その企画の仕掛け人こそが、サンレコ編集長であり、軽妙なトークから音楽プロデュースまでをこなす才人、國崎晋(くにさき・すすむ)さんです。以下本文。

 

美島豊明は「楽器」である!

 國崎晋/サウンド&レコーディング・マガジン編集長

 mishmash*Julie Wataiの「mish」は美島豊明(みしま・とよあき)さんのこと、そして「mash」はマスヤマコムこと本プロジェクトの仕掛け人である桝山寛(ますやま・ひろし)さんのことを指すと思っていたのだが、当の桝山さんによると「美島氏」が転じて「mishmash」になったという経緯もあるとのこと。それほどまでに桝山さんに惚れ込まれた「美島氏」とは何者かと言えば、シンセサイザー・プログラマーであり、コーネリアスこと小山田圭吾さんの音楽制作におけるキー・パーソンである。
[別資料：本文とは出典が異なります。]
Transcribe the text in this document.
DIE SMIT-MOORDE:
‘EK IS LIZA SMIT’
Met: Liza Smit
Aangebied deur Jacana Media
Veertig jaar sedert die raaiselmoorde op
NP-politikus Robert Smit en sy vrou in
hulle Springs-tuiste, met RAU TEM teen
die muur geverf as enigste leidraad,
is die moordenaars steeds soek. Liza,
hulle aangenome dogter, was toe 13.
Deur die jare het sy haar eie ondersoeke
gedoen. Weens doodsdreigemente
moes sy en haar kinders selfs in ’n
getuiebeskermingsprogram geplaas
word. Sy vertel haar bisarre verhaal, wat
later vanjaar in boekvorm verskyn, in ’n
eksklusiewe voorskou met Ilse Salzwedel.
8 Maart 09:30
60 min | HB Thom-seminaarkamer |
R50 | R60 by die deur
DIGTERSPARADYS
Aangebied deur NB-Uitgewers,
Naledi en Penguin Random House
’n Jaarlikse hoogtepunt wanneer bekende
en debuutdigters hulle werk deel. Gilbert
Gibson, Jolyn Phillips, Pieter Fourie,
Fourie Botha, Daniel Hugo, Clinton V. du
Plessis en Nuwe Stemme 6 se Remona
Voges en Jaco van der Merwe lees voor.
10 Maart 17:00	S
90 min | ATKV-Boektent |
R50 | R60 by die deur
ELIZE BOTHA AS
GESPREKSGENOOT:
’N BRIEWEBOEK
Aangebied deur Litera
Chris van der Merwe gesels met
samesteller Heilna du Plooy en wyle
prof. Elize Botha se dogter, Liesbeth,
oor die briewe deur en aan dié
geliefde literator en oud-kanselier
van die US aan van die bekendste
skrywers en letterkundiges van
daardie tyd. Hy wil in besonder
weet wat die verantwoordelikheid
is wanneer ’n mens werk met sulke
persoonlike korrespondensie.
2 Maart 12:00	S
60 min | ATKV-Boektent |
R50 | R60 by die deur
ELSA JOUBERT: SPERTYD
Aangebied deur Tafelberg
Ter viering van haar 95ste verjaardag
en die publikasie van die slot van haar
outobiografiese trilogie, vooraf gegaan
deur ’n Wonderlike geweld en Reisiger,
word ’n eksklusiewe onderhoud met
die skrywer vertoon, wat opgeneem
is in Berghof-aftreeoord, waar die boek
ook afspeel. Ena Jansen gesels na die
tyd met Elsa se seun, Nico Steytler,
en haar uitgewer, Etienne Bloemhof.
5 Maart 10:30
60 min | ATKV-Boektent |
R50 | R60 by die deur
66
シンセサイザー・プログラマーは、シンセサイザーやコンピューターのオペレートを一手に引き受け、音を作り、音を奏でる職種。だからウチのような音楽制作の専門誌でコーネリアスの取材をするときは、小山田さんと美島さんは必ずセットでいらしていただき、どんな音を出したかったのか?という質問には小山田さんが答え、実際にどうやって作ったのか?という質問には美島さんが答えるという流れになる。

例えば「お化けっぽいイメージが欲しいからハープシコードを使いたかった」と小山田さんが答えれば、美島さんが「そのハープシコードはMODARTT Pianoteq 4 Proを使って鳴らしました」と受ける……という具合に。

こういうことを書くと、“えーっ!小山田圭吾って音を作ってないんだぁー”と早合点する人がいるかもしれないが、それは間違い。「美島さんも含めて楽器である」と考えてもらえると分かりやすいかもしれない。

 『POINT』の「nowhere」で聴けるトロンボーン・ソロも、『sensuous』の「Sleep Warm」で聴けるフルートとストリングスも、『CM4』で三波春夫さんが歌う「赤とんぼ」の伴奏ピアノも、鳴らしたい音のイメージは小山田さんの中にしっかりあり、それを「美島氏」という使い慣れた、鳴りのいい楽器で奏でたものなのだ。

しかし!良い楽器であればあるほど、弾かれてこそなんぼ。毎日演奏されることで良い状態が保たれるし音色の輝きも増す。で、実際はどうだか分からないが、『sensuous』以降6年もコーネリアスのアルバムが出ていないことを考えると、「美島氏」という名器はこのところあまり弾かれていないようだ。

“だったらお前が弾いてみろ!”と大のコーネリアス・ファンである桝山さんに天命が下ったのか、それとも楽器であるはずの「美島氏」が突如として自意識を持ち自ら音を奏で始めたのか、真偽のほどはともかくmishmash*の音楽はこの世に誕生した。

 確かにそこで響いている音は、隅々に至るまでコーネリアス的な手触りがある。当たり前だ、同じ楽器で奏でられているのだから。一方、全く違う音楽性であるのも事実。当たり前だ、弾いている人が違うのだから。

 かように、ただのギターであればことさら騒ぎ立てなくていいような事柄を、「美島氏」という成り立ちがややこしい楽器だからあれこれ言いたくなってしまうわけだが、ここはそんなややこしいことを考えず、名器の調子はいまだに上々であることを確認し、本来の持ち主が次に弾くときはどんな音を出すのかに思いをはせるのが正しいのではないだろうか。